Verges' denunciation came with beautiful appropriateness, as he had just come from the public-house opposite, where he had been indulging in sundry libations for this hour past at the expense of some of its customers.

"It is a dream, then—not a hideous reality? Thank God, thank God!"

"What's a dream?" said Verges, looking with some apprehension at John. When he saw that gentleman begin to caper round the room his fears were not lessened, for he thought that John had taken leave of some of his senses.

"Am I awake now, Verges?"

"Well, you look like it."

"You are certain?" and he put a shilling into Verges' hand.

"I never knew you to be more waker. You can keep on being as wide-awake as you please at the same price, Mister!"

"Give me my hat and coat, Verges. Thank you," and John passed rapidly out at the door with a hasty "Good night!" Verges looked after him with wide-mouthed astonishment; then he looked at the piece of money in his hand; then he tapped his forehead, and shook his head ominously, muttering, "Daubs is daft—clean daft!"

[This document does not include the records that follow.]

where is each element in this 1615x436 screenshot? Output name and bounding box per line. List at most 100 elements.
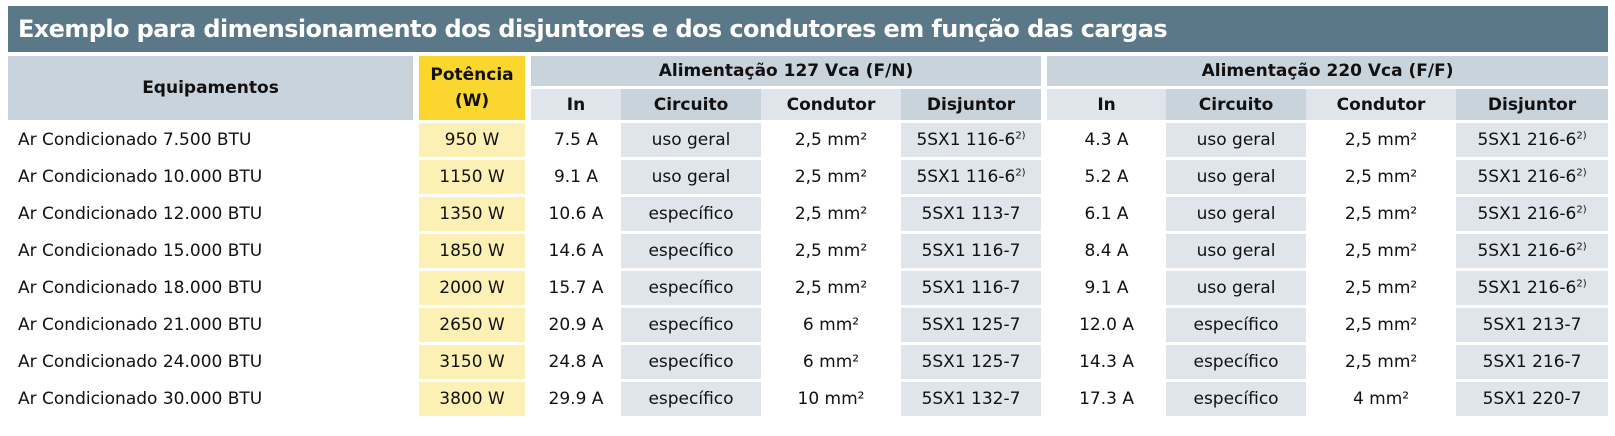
condutor-220-cell: 2,5 mm² bbox=[1306, 268, 1457, 305]
disjuntor-127-cell: 5SX1 113-7 bbox=[901, 194, 1042, 231]
in-220-value: 4.3 A bbox=[1084, 130, 1129, 150]
in-220-value: 5.2 A bbox=[1084, 167, 1129, 187]
table-row: Ar Condicionado 21.000 BTU 2650 W 20.9 A es… bbox=[8, 305, 1609, 342]
table-title: Exemplo para dimensionamento dos disjunt… bbox=[8, 6, 1608, 52]
equipment-cell: Ar Condicionado 12.000 BTU bbox=[8, 194, 413, 231]
circuito-220-cell: uso geral bbox=[1166, 157, 1307, 194]
equipment-cell: Ar Condicionado 7.500 BTU bbox=[8, 120, 413, 157]
disjuntor-127-value: 5SX1 125-7 bbox=[921, 352, 1021, 372]
header-row-columns: In Circuito Condutor Disjuntor In Circui… bbox=[8, 86, 1609, 120]
potencia-value: 2000 W bbox=[439, 278, 505, 298]
circuito-220-value: específico bbox=[1193, 352, 1279, 372]
header-group-127: Alimentação 127 Vca (F/N) bbox=[531, 56, 1042, 86]
in-127-cell: 9.1 A bbox=[531, 157, 621, 194]
circuito-220-value: uso geral bbox=[1196, 130, 1276, 150]
potencia-cell: 2000 W bbox=[413, 268, 531, 305]
equipment-value: Ar Condicionado 12.000 BTU bbox=[18, 204, 263, 224]
table-row: Ar Condicionado 30.000 BTU 3800 W 29.9 A es… bbox=[8, 379, 1609, 416]
condutor-127-value: 2,5 mm² bbox=[794, 204, 868, 224]
condutor-127-value: 6 mm² bbox=[802, 315, 860, 335]
condutor-127-value: 2,5 mm² bbox=[794, 241, 868, 261]
circuito-127-value: uso geral bbox=[651, 130, 731, 150]
circuito-127-value: específico bbox=[648, 352, 734, 372]
disjuntor-220-cell: 5SX1 220-7 bbox=[1456, 379, 1609, 416]
header-in-220: In bbox=[1041, 86, 1167, 120]
condutor-220-cell: 2,5 mm² bbox=[1306, 342, 1457, 379]
circuito-127-value: específico bbox=[648, 241, 734, 261]
disjuntor-127-cell: 5SX1 116-7 bbox=[901, 231, 1042, 268]
potencia-cell: 1350 W bbox=[413, 194, 531, 231]
in-220-cell: 8.4 A bbox=[1041, 231, 1167, 268]
disjuntor-220-value: 5SX1 213-7 bbox=[1482, 315, 1582, 335]
table-body: Ar Condicionado 7.500 BTU 950 W 7.5 A uso g… bbox=[8, 120, 1609, 416]
header-group-220: Alimentação 220 Vca (F/F) bbox=[1041, 56, 1609, 86]
circuito-127-cell: específico bbox=[621, 379, 761, 416]
in-127-cell: 10.6 A bbox=[531, 194, 621, 231]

John would not trust his waking senses till he reached the corner of the street at which he had seen so vividly in his dream the incidents just recorded. A solitary policeman was walking up and down, and not so much as a vehicle was to be seen. And then another fear took possession of John. Was his dream a presentiment of danger, and had an accident befallen Willie in some other form?

He soon reached his lodgings, hurried up the staircase, and listened fearfully outside the widow's door. Nobody seemed astir, but he could see that a light was burning within. Should he knock? What right had he, a perfect stranger, to intrude at this unreasonable hour? He remembered, too, his bitter thoughts and words about the widow and her children—her "brats!" So he mounted reluctantly to his apartments. How the silence—previously so much desired—oppressed him! He would eagerly have welcomed at that moment a cry, a sob, or any sound of life from the room below. But the sufferer gave no token, and John, in turn, became the sufferer in the worst form of suffering—that of mental anguish.